Obergrenze für Krankschreibungen tritt inkraft
Der Kanzler hat seine Ankündigung wahrgemacht und im Rahmen seiner Richtlinienkompetenz das Wirtschaftsministerium angewiesen, die Arztpraxen mit sofortiger Wirkung zu schließen für Personen, die sich krankschreiben lassen wollen. Der Koalitionsstreit darüber ist somit vom Tisch.
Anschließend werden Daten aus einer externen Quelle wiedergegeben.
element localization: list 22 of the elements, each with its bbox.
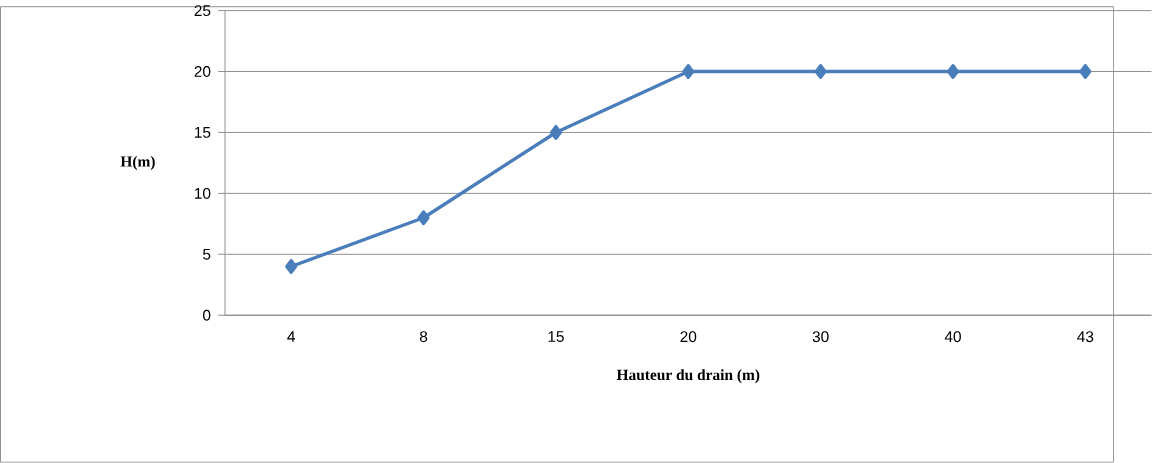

Die SPD hatte durchgesetzt, dass dafür Hausbesuche vorgenommen werden.

Die Glaubwürdigkeit im Kampf gegen Mediennetzwerke darf nicht auf dem Altar der Geniertheit geopfert werden
Verbot und Zensur zu fordern, ist nicht hip in einer Kultur, die sich daran gewöhnt hat, dass alles geht. Aber genau diese Nachlässigkeit hat uns in die Situation gebracht, in der die Netzwerke, die es zu bekämpfen gilt, darüber bestimmen, ob jemand peinlich ist. Wer sich darauf einlässt, sich zu genieren, verspielt die Glaubwürdigkeit und das Vertrauen, es mit der Sicherung der Information ernst zu meinen.

Studie: Die meisten Nachbarinnen sind angezogen
Ist von einer oder der Nachbarin die Rede, assoziieren die meisten eine nackte Frau. Aber stimmt das überhaupt? Nur eingeschränkt, wie eine Studie belegt. Die meisten Nachbarinnen sind überwiegend angezogen und nur für eine vergleichsweise kurze Zeit auch mal nackt, so die Statistik. «Das steigert natürlich den Nachrichtenwert der nackten Nachbarin», heißt es kommentierend vom ZZ-Recherchenetzwerk.

So geht es für die Kommunen nach dem Kollaps weiter
Die Kommunen stehen vor dem finanziellen Kollaps. Das verwundert nicht, sind doch die Kommunen die untersten staatlichen Ebenen. Wie aber soll es nach dem Kollaps weitergehen? An entsprechenden Plänen arbeitet die Bundesregierung, und dies ohne Streit, so dass man wenig davon mitbekommt. «Wir gewährleisten, dass die Städte und Gemeinden nicht alleinegelassen werden beim Kampf um Demokratie und Vielfalt, darum werden kulturelle Einrichtungen und andere zivilgesellschaftliche Strukturen besonders geschützt», heißt es in dem Entschließungsantrag, dem der Bundestag zustimmen wird.

Kabarettisten sind höchst frohgemut darüber, dass sie alles sagen dürfen, besonders im Fernsehen
«Wo gibt es das noch, das gibt es nur in der Demokratie, dass wir unsere Meinung auf der Bühne und via Bildschirm frei äußern dürfen», freuen sich Deutschlands Kabarettisten. «Dieser Zustand ist fragil und gerät unter Druck, darum müssen wir gemeinsam noch lauter werden», heißt es in ihrem Aufruf, den sie der ZZ zugespielt haben. Und damit haben sie recht.